'I am going to raise this one, see if this guy gives me a bit of respect," mutters Victor Wong as he shoves a pile of virtual chips into the middle of the virtual poker table.
Instantly his opponent folds and Wong collects his winnings, allowing himself a brief smile before the next hand is dealt and fresh decisions must be made.
Wong is the face of 21st century poker. A software programmer with a passion for maths and statistics, he is about as far as you can get from the grim-faced, cigar-chomping cardsharp of popular imagination. For up to 10 hours a week he plays online the most popular variant - Texas hold 'em - using a disciplined, aggressive system he says earns him an annual profit of a few thousand dollars.
Many of the world's poker servers are in the Mohawk territory of Kahnawake, an Indian reservation near Montreal, and overseen by the Kahnawake Gaming Commission, which is exempt from North American gambling laws.

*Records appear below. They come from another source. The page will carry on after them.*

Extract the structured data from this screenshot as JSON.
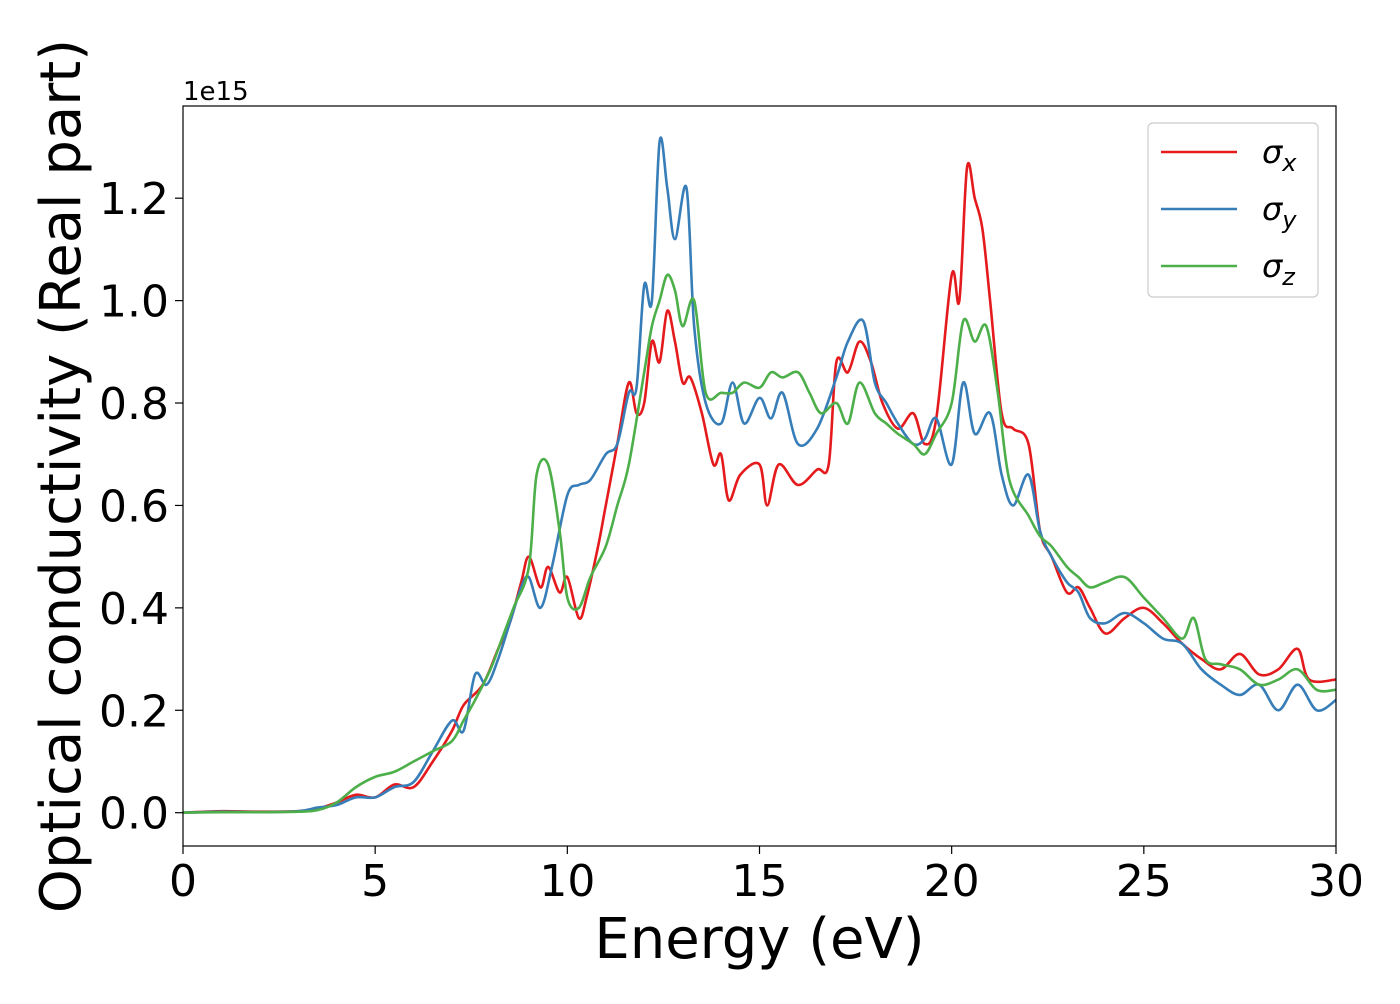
{
  "chart_data": {
    "type": "line",
    "title": "",
    "xlabel": "Energy (eV)",
    "ylabel": "Optical conductivity (Real part)",
    "y_offset_label": "1e15",
    "xlim": [
      0,
      30
    ],
    "ylim": [
      -0.065,
      1.38
    ],
    "xticks": [
      0,
      5,
      10,
      15,
      20,
      25,
      30
    ],
    "xtick_labels": [
      "0",
      "5",
      "10",
      "15",
      "20",
      "25",
      "30"
    ],
    "yticks": [
      0.0,
      0.2,
      0.4,
      0.6,
      0.8,
      1.0,
      1.2
    ],
    "ytick_labels": [
      "0.0",
      "0.2",
      "0.4",
      "0.6",
      "0.8",
      "1.0",
      "1.2"
    ],
    "grid": false,
    "legend_position": "top-right",
    "series": [
      {
        "name": "σx",
        "legend_base": "σ",
        "legend_sub": "x",
        "color": "#e41a1c",
        "points": [
          [
            0,
            0
          ],
          [
            1,
            0.003
          ],
          [
            2,
            0.002
          ],
          [
            3,
            0.003
          ],
          [
            3.5,
            0.008
          ],
          [
            4,
            0.02
          ],
          [
            4.5,
            0.035
          ],
          [
            5,
            0.03
          ],
          [
            5.5,
            0.055
          ],
          [
            6,
            0.05
          ],
          [
            6.5,
            0.1
          ],
          [
            7,
            0.16
          ],
          [
            7.3,
            0.21
          ],
          [
            7.8,
            0.25
          ],
          [
            8.2,
            0.32
          ],
          [
            8.5,
            0.37
          ],
          [
            8.8,
            0.45
          ],
          [
            9,
            0.5
          ],
          [
            9.3,
            0.44
          ],
          [
            9.5,
            0.48
          ],
          [
            9.8,
            0.43
          ],
          [
            10,
            0.46
          ],
          [
            10.3,
            0.38
          ],
          [
            10.5,
            0.42
          ],
          [
            10.8,
            0.52
          ],
          [
            11,
            0.6
          ],
          [
            11.3,
            0.72
          ],
          [
            11.6,
            0.84
          ],
          [
            11.8,
            0.78
          ],
          [
            12,
            0.8
          ],
          [
            12.2,
            0.92
          ],
          [
            12.4,
            0.88
          ],
          [
            12.6,
            0.98
          ],
          [
            12.8,
            0.92
          ],
          [
            13,
            0.84
          ],
          [
            13.2,
            0.85
          ],
          [
            13.5,
            0.78
          ],
          [
            13.8,
            0.68
          ],
          [
            14,
            0.7
          ],
          [
            14.2,
            0.61
          ],
          [
            14.5,
            0.66
          ],
          [
            15,
            0.68
          ],
          [
            15.2,
            0.6
          ],
          [
            15.5,
            0.68
          ],
          [
            16,
            0.64
          ],
          [
            16.5,
            0.67
          ],
          [
            16.8,
            0.68
          ],
          [
            17,
            0.88
          ],
          [
            17.3,
            0.86
          ],
          [
            17.6,
            0.92
          ],
          [
            17.9,
            0.88
          ],
          [
            18.2,
            0.8
          ],
          [
            18.6,
            0.75
          ],
          [
            19,
            0.78
          ],
          [
            19.3,
            0.72
          ],
          [
            19.6,
            0.77
          ],
          [
            20,
            1.05
          ],
          [
            20.2,
            1.0
          ],
          [
            20.4,
            1.26
          ],
          [
            20.6,
            1.2
          ],
          [
            20.8,
            1.14
          ],
          [
            21,
            1.0
          ],
          [
            21.3,
            0.78
          ],
          [
            21.6,
            0.75
          ],
          [
            22,
            0.72
          ],
          [
            22.3,
            0.55
          ],
          [
            22.6,
            0.5
          ],
          [
            23,
            0.43
          ],
          [
            23.3,
            0.44
          ],
          [
            23.6,
            0.4
          ],
          [
            24,
            0.35
          ],
          [
            24.5,
            0.38
          ],
          [
            25,
            0.4
          ],
          [
            25.5,
            0.37
          ],
          [
            26,
            0.33
          ],
          [
            26.5,
            0.3
          ],
          [
            27,
            0.28
          ],
          [
            27.5,
            0.31
          ],
          [
            28,
            0.27
          ],
          [
            28.5,
            0.28
          ],
          [
            29,
            0.32
          ],
          [
            29.3,
            0.26
          ],
          [
            30,
            0.26
          ]
        ]
      },
      {
        "name": "σy",
        "legend_base": "σ",
        "legend_sub": "y",
        "color": "#377eb8",
        "points": [
          [
            0,
            0
          ],
          [
            1,
            0.002
          ],
          [
            2,
            0.001
          ],
          [
            3,
            0.003
          ],
          [
            3.5,
            0.01
          ],
          [
            4,
            0.015
          ],
          [
            4.5,
            0.03
          ],
          [
            5,
            0.03
          ],
          [
            5.5,
            0.05
          ],
          [
            6,
            0.06
          ],
          [
            6.5,
            0.12
          ],
          [
            7,
            0.18
          ],
          [
            7.3,
            0.16
          ],
          [
            7.6,
            0.27
          ],
          [
            7.9,
            0.25
          ],
          [
            8.2,
            0.3
          ],
          [
            8.5,
            0.37
          ],
          [
            8.8,
            0.44
          ],
          [
            9,
            0.46
          ],
          [
            9.3,
            0.4
          ],
          [
            9.6,
            0.48
          ],
          [
            10,
            0.62
          ],
          [
            10.3,
            0.64
          ],
          [
            10.6,
            0.65
          ],
          [
            11,
            0.7
          ],
          [
            11.3,
            0.72
          ],
          [
            11.6,
            0.82
          ],
          [
            11.8,
            0.83
          ],
          [
            12,
            1.03
          ],
          [
            12.2,
            1.0
          ],
          [
            12.4,
            1.31
          ],
          [
            12.6,
            1.22
          ],
          [
            12.8,
            1.12
          ],
          [
            13.1,
            1.22
          ],
          [
            13.3,
            0.95
          ],
          [
            13.6,
            0.8
          ],
          [
            14,
            0.76
          ],
          [
            14.3,
            0.84
          ],
          [
            14.6,
            0.76
          ],
          [
            15,
            0.81
          ],
          [
            15.3,
            0.77
          ],
          [
            15.6,
            0.82
          ],
          [
            16,
            0.72
          ],
          [
            16.5,
            0.75
          ],
          [
            17,
            0.85
          ],
          [
            17.3,
            0.92
          ],
          [
            17.7,
            0.96
          ],
          [
            18,
            0.84
          ],
          [
            18.3,
            0.8
          ],
          [
            18.6,
            0.76
          ],
          [
            19,
            0.72
          ],
          [
            19.3,
            0.73
          ],
          [
            19.6,
            0.77
          ],
          [
            20,
            0.68
          ],
          [
            20.3,
            0.84
          ],
          [
            20.6,
            0.74
          ],
          [
            21,
            0.78
          ],
          [
            21.3,
            0.66
          ],
          [
            21.6,
            0.6
          ],
          [
            22,
            0.66
          ],
          [
            22.3,
            0.55
          ],
          [
            22.6,
            0.5
          ],
          [
            23,
            0.45
          ],
          [
            23.3,
            0.43
          ],
          [
            23.6,
            0.38
          ],
          [
            24,
            0.37
          ],
          [
            24.5,
            0.39
          ],
          [
            25,
            0.37
          ],
          [
            25.5,
            0.34
          ],
          [
            26,
            0.33
          ],
          [
            26.5,
            0.28
          ],
          [
            27,
            0.25
          ],
          [
            27.5,
            0.23
          ],
          [
            28,
            0.25
          ],
          [
            28.5,
            0.2
          ],
          [
            29,
            0.25
          ],
          [
            29.5,
            0.2
          ],
          [
            30,
            0.22
          ]
        ]
      },
      {
        "name": "σz",
        "legend_base": "σ",
        "legend_sub": "z",
        "color": "#4daf4a",
        "points": [
          [
            0,
            0
          ],
          [
            1,
            0.001
          ],
          [
            2,
            0.001
          ],
          [
            3,
            0.002
          ],
          [
            3.5,
            0.005
          ],
          [
            4,
            0.02
          ],
          [
            4.5,
            0.05
          ],
          [
            5,
            0.07
          ],
          [
            5.5,
            0.08
          ],
          [
            6,
            0.1
          ],
          [
            6.5,
            0.12
          ],
          [
            7,
            0.14
          ],
          [
            7.3,
            0.18
          ],
          [
            7.6,
            0.22
          ],
          [
            8,
            0.28
          ],
          [
            8.3,
            0.34
          ],
          [
            8.6,
            0.4
          ],
          [
            9,
            0.48
          ],
          [
            9.2,
            0.66
          ],
          [
            9.5,
            0.68
          ],
          [
            9.8,
            0.55
          ],
          [
            10,
            0.42
          ],
          [
            10.3,
            0.4
          ],
          [
            10.6,
            0.46
          ],
          [
            11,
            0.52
          ],
          [
            11.3,
            0.6
          ],
          [
            11.6,
            0.68
          ],
          [
            12,
            0.86
          ],
          [
            12.2,
            0.95
          ],
          [
            12.4,
            1.0
          ],
          [
            12.6,
            1.05
          ],
          [
            12.8,
            1.02
          ],
          [
            13,
            0.95
          ],
          [
            13.3,
            1.0
          ],
          [
            13.6,
            0.82
          ],
          [
            14,
            0.82
          ],
          [
            14.3,
            0.82
          ],
          [
            14.6,
            0.84
          ],
          [
            15,
            0.83
          ],
          [
            15.3,
            0.86
          ],
          [
            15.6,
            0.85
          ],
          [
            16,
            0.86
          ],
          [
            16.3,
            0.82
          ],
          [
            16.6,
            0.78
          ],
          [
            17,
            0.8
          ],
          [
            17.3,
            0.76
          ],
          [
            17.6,
            0.84
          ],
          [
            18,
            0.78
          ],
          [
            18.3,
            0.76
          ],
          [
            18.6,
            0.74
          ],
          [
            19,
            0.72
          ],
          [
            19.3,
            0.7
          ],
          [
            19.6,
            0.74
          ],
          [
            20,
            0.8
          ],
          [
            20.3,
            0.96
          ],
          [
            20.6,
            0.92
          ],
          [
            20.9,
            0.95
          ],
          [
            21.2,
            0.82
          ],
          [
            21.5,
            0.65
          ],
          [
            22,
            0.58
          ],
          [
            22.3,
            0.54
          ],
          [
            22.6,
            0.52
          ],
          [
            23,
            0.48
          ],
          [
            23.3,
            0.46
          ],
          [
            23.6,
            0.44
          ],
          [
            24,
            0.45
          ],
          [
            24.5,
            0.46
          ],
          [
            25,
            0.42
          ],
          [
            25.5,
            0.38
          ],
          [
            26,
            0.34
          ],
          [
            26.3,
            0.38
          ],
          [
            26.6,
            0.3
          ],
          [
            27,
            0.29
          ],
          [
            27.5,
            0.28
          ],
          [
            28,
            0.25
          ],
          [
            28.5,
            0.26
          ],
          [
            29,
            0.28
          ],
          [
            29.5,
            0.24
          ],
          [
            30,
            0.24
          ]
        ]
      }
    ]
  }
}
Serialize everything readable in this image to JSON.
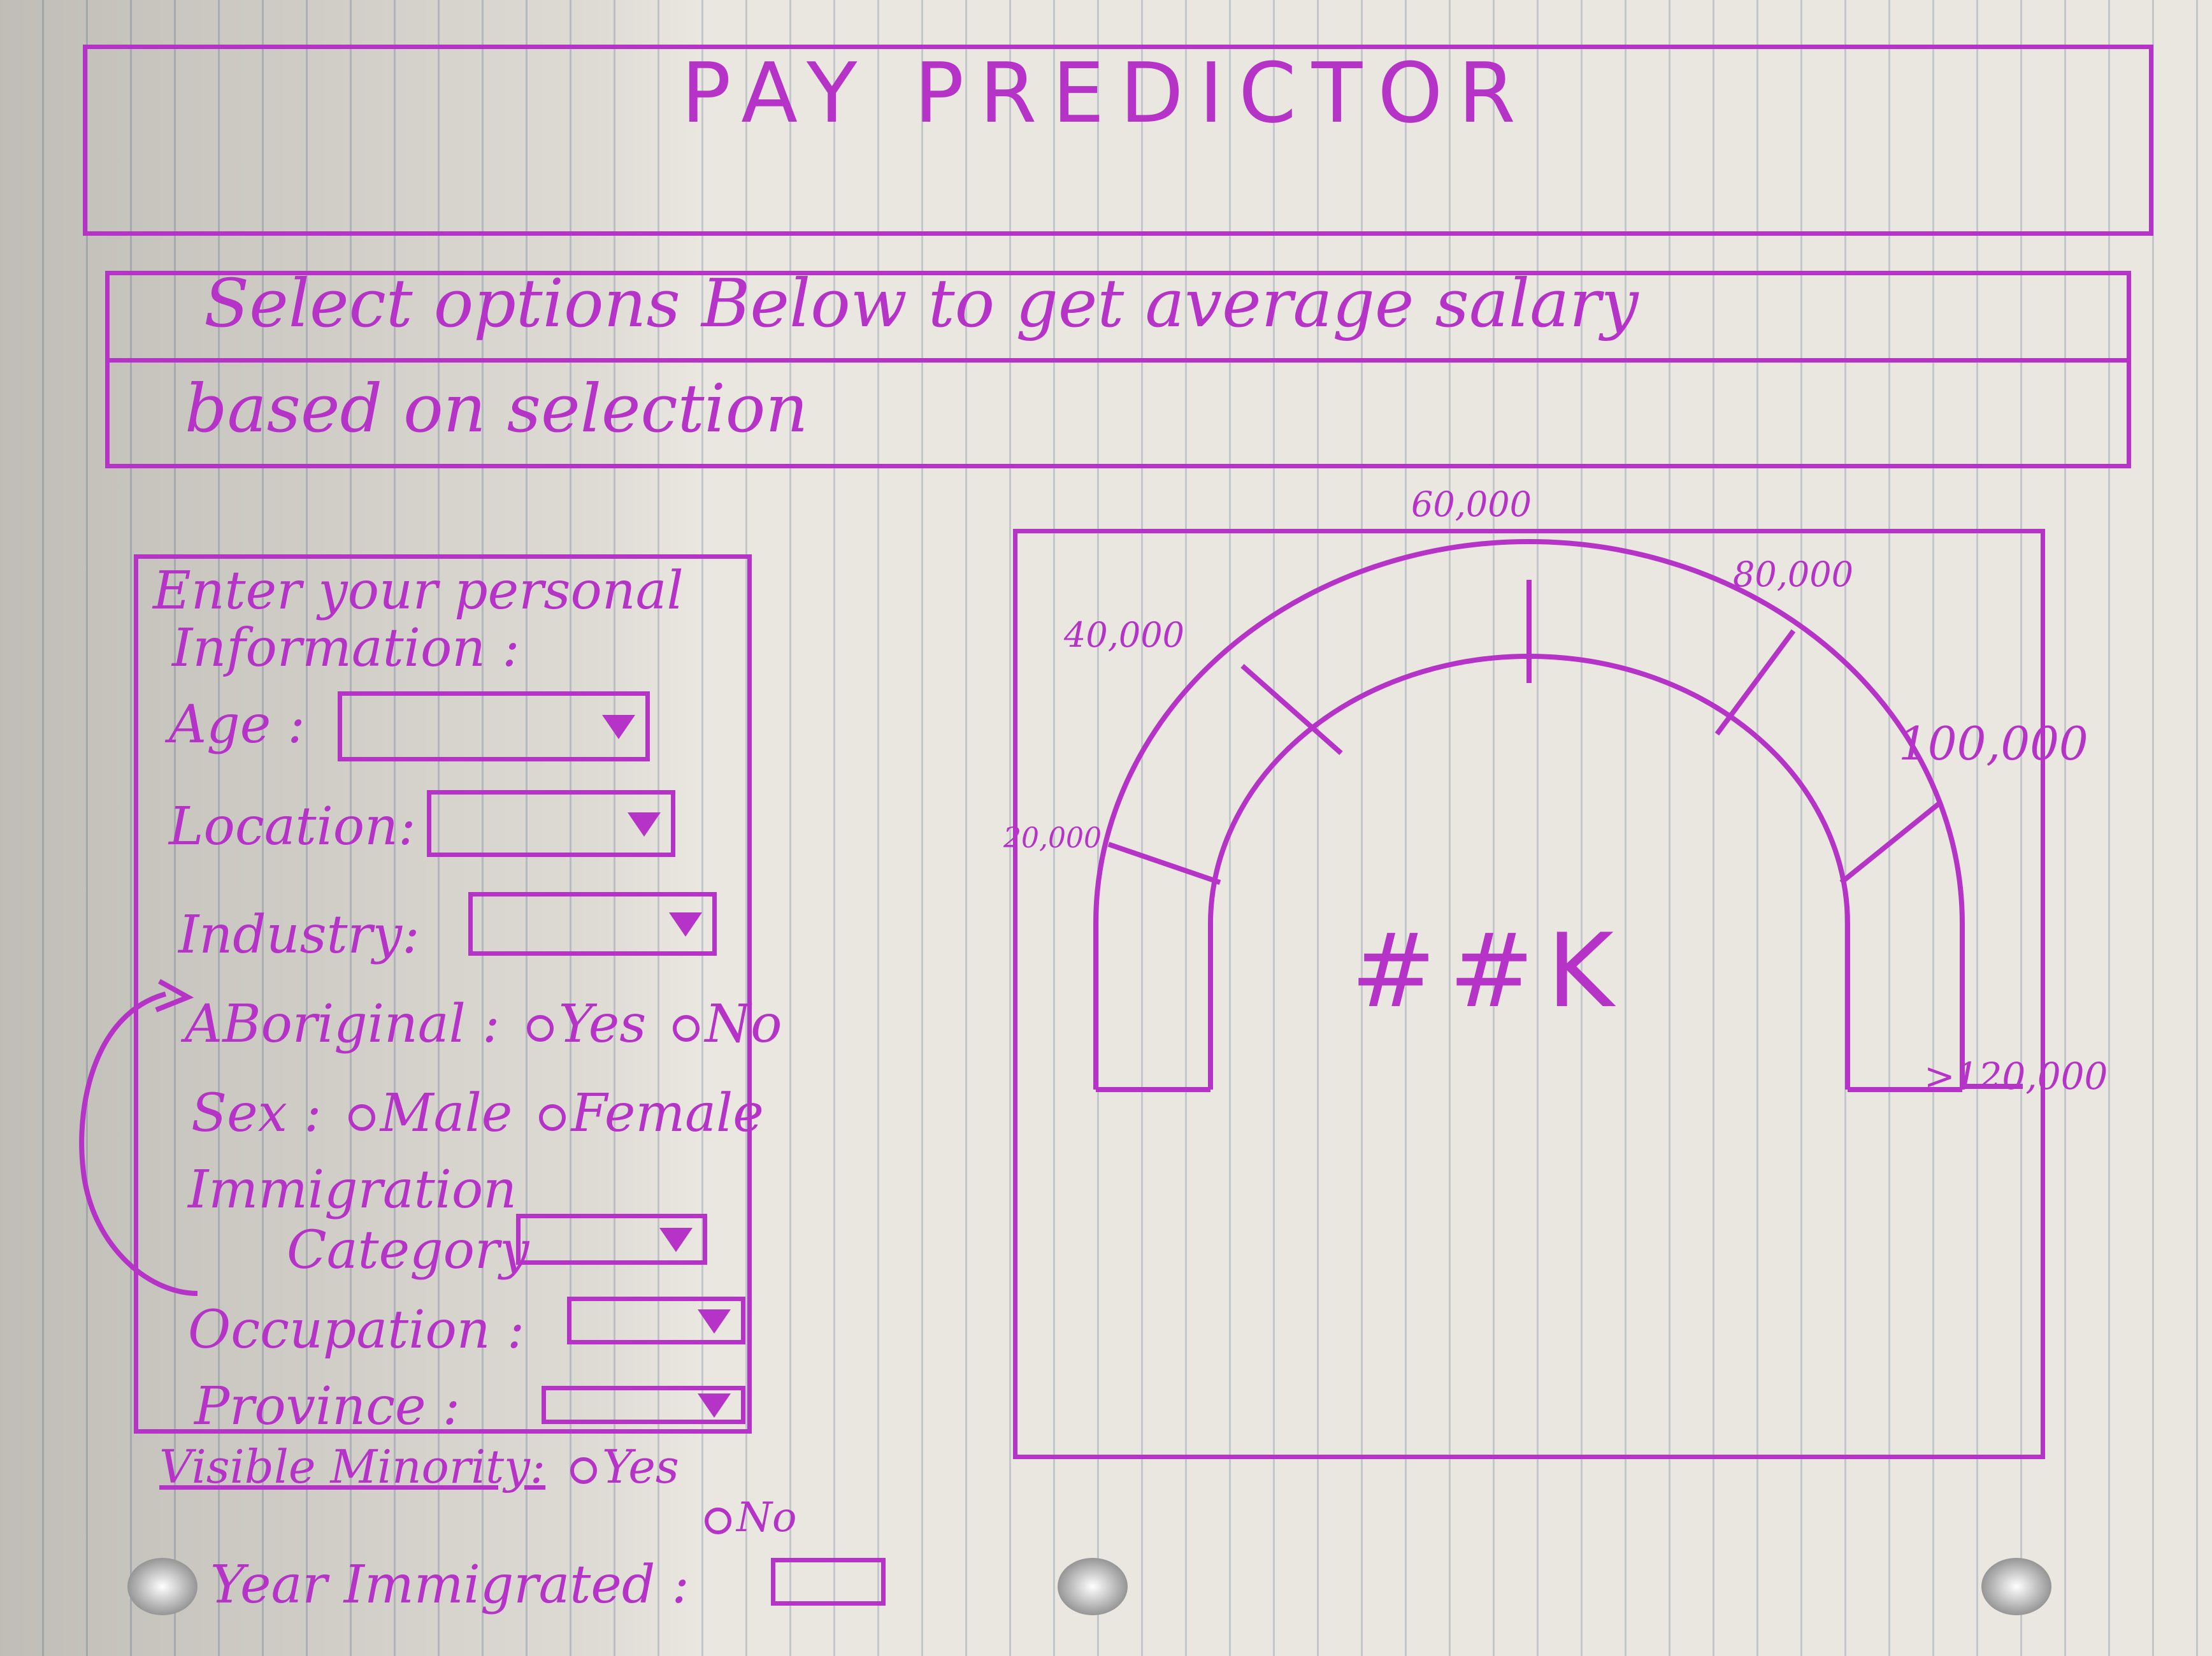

Richard O'Neill, the founder of the National Poker League, which organises poker games in pubs and clubs, claims a membership of more than 200,000. "Our research shows that 50 per cent of them also play poker online for cash," O'Neill says.
However, unlike pubs, clubs or casinos, you are never quite sure who you are playing against online. Indeed, there is a fair chance your opponent is a poker "bot" - an automated software program designed to fleece unwary players. So far the bots are relatively unsophisticated. "They have a very simple algorithm," says Wong, who suspects he has come up against them from time to time.
It turns out creating the perfect poker-playing robot is surprisingly complex. It has long fascinated artificial intelligence experts, who are making big progress. Scientists have already cracked backgammon and draughts, producing a machine that can play the perfect game - the best a human opponent can hope for is a draw - and even chess has largely been solved.
Poker presents special challenges because it is a game of "imperfect information".
"In chess everything is visible - one can see the board, there is no information hidden except for the opponent's mind," says Ann Nicholson of Monash University's IT faculty, who with her colleagues has done a lot of work on poker.
"But in poker, depending on the version, some of the cards are hidden. There is uncertainty not just in the randomness of the cards in the deck but also in what people have, what actions they are going to take and what strategies they are going to use."
This uncertainty makes card counting - calculating the odds of cards to come, based on cards already dealt - a much less useful strategy than in games such as blackjack.
A true poker-playing bot must learn from an opponent's playing style and allow for the opponent doing the same thing. "I've got to remember that you [the opponent] are … thinking what my actions tell you about what I might have and I'm thinking about what your actions are telling me about what you might have," says Malcolm Ryan, an artificial intelligence and games researcher at the University of NSW.
"There are these whole cycles of thinking about thinking about thinking."
Nevertheless, scientists are coming closer. The world leaders are University of Alberta scientists in Edmonton, Canada. Their bot Polaris last year beat the world's best players at a tournament in Las Vegas. Even though it involved a simplified form of Texas hold 'em, it was a big breakthrough.
The Canadian group is working on a Polaris that would be unbeatable at the unlimited betting version commonly played online. This would pose a big problem for promoters of the lucrative online poker businesses. If punters lose confidence in the capacity of promoters to detect and ban bots, they will go elsewhere.
"It's like an arms race," Ann Nicholson says. "People are trying to get their bots in there and not be detected, and people are trying to detect them. And people don't usually advertise how well they are doing if they are beating the systems because they don't want to get caught."
Wong is confident with his half-man/half-machine strategy. His program allows him to instantly assess the strength of his cards against those of many players he is likely to come up against.
This information allows him to target weaker players - "fish" in online poker parlance - while staying away from the profitable "sharks". Some programs even track individual fish, alerting stronger players when they come online.
"That's the beauty of playing online," Wong says. "You've got so many tables starting every minute you don't have to play with good people."
Understanding mathematics, he says, has changed the whole game. "In the long-term you can't beat the mathematical edge."